La Russia è pronta a lavorare con i suoi interlocutori sulla base del consenso, ma considera i tentativi di minare l’autorità delle Nazioni Unite “estremamente pericolosi”. Se riuscissero si andrebbe verso un mondo dominato da autorità autoreferenziali piuttosto che da un lavoro collettivo. Stati veramente sovrani sarebbero sostituiti da protettorati e territori controllati dall’esterno.


Il Presidente Russo appare Grave, Deciso, Concentrato.

18.16 Le “cosiddette rivoluzioni democratiche” hanno portato violenza, povertà, e disastri sociali. A nessuno interessano i diritti umani. Si tratta solo di politiche basate su “eccezionalismo e impunità”. Lo Stato Islamico è nato dopo l’invasione statunitense dell’Iraq nel 2003. Ed ora che si è espanso ad altre regioni “la situazione è più che pericolosa”.

18.19 E’ stato un “grave errore” non cooperare con il Governo Siriano contro l’IS.

18.20 Dobbiamo riconoscere che nessuno, a parte Assad e il suo esercito sta davvero combattendo l’IS in Siria.” Lo stato corrente degli affari nel mondo non può essere tollerato più oltre. Ci deve essere un grande coalizione contro il terrorismo simile a quella formata contro Hitler durante la seconda guerra mondiale.

18.25 Ci deve essere coordinazione fra le forze che combattono lo Stato Islamico sulla base dei principi delle Nazioni Unite. Se questo si realizzerà non serviranno altri campi profughi. Assistiamo ad una “grande e tragica migrazione di popoli”. E’ una dura lezione per tutti, inclusa l’Europa. La soluzione è ripristinare l’autorità dello Stato in Siria. Non ci sono alternative.

18.29 L’espansionismo ad est della NATO ha provocato la crisi in Ucraina: si è trattato di un “colpo di Stato militare” orchestrato dall’esterno, che ha prodotto una guerra civile.

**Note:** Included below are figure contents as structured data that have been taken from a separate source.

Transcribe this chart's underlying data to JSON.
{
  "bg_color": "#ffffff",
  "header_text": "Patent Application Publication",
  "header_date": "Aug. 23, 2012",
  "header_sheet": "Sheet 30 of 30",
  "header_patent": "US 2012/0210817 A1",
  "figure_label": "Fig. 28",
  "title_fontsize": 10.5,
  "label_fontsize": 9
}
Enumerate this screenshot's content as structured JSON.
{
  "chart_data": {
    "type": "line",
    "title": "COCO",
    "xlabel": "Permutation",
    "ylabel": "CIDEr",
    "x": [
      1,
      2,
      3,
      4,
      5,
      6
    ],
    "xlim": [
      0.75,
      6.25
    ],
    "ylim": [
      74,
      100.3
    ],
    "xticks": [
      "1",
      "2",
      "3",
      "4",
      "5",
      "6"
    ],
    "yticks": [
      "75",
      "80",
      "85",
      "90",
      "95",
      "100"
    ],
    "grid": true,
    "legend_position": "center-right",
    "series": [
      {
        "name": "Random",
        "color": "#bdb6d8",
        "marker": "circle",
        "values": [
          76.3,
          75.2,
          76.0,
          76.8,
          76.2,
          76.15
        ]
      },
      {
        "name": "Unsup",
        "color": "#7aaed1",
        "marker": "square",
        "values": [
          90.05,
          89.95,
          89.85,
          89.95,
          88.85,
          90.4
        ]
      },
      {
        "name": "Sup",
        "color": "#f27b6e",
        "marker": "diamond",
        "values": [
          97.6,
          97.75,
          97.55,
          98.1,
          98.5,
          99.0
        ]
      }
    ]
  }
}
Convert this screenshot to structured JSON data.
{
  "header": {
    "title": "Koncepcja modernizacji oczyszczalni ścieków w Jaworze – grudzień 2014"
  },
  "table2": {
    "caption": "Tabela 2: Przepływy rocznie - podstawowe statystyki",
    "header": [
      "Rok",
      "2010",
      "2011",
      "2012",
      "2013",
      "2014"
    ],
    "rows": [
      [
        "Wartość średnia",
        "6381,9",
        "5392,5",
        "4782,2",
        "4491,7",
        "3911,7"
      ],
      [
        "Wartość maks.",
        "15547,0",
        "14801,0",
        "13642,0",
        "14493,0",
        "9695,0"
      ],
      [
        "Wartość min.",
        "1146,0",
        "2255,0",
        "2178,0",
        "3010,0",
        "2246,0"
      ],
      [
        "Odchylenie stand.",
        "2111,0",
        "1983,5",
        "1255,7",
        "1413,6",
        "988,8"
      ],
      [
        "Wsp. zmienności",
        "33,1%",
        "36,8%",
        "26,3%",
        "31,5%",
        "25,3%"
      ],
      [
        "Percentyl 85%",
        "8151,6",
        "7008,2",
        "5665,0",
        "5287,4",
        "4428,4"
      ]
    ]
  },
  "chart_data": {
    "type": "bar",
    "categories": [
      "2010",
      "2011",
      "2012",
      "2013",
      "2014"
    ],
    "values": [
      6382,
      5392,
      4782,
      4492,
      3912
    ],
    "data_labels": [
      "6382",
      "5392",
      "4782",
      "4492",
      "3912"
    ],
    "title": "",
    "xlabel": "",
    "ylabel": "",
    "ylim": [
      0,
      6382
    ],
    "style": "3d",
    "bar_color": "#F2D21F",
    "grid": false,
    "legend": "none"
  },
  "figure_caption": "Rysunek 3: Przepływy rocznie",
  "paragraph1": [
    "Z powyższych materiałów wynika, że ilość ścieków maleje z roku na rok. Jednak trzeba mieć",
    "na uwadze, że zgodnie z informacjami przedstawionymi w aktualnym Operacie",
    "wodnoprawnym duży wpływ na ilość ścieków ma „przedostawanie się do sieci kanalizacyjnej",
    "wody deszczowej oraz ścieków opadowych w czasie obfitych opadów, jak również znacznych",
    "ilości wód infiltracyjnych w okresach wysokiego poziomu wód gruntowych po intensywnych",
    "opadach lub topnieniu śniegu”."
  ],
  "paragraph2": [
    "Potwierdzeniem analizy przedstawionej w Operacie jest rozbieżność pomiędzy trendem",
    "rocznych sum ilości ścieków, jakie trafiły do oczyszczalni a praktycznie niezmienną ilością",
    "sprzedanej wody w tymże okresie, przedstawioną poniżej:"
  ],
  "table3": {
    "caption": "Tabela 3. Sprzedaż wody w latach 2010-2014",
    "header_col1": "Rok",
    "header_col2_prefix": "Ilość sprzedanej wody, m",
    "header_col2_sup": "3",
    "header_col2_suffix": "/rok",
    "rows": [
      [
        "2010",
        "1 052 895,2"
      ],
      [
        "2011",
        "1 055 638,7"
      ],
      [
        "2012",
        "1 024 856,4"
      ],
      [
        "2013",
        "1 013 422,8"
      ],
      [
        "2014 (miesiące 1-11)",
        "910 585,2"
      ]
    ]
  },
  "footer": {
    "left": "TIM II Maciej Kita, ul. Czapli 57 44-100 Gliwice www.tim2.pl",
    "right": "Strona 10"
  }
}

18.31 Le sanzioni sono una mera dimostrazione di “crescente autoreferenzialità economica”.
18.32 Fine del discorso di Putin.

Abbiamo ascoltato un Obama che non scioglie il nodo in cui si è avviluppato nell’ultimo mese, ribadendo che si vuole collaborare con la Russia, ma chiamando Assad “tiranno” e sottolineando che non ci si può collaborare. Dall’altra parte Putin ha presentato veramente a Obama il conto di tutti gli errori degli ultimi anni, senza un centesimo di sconto. Le posizioni sembrano molto lontane, e Putin non pare disponibile a fare quel mezzo passo che salverebbe la faccia al suo interlocutore.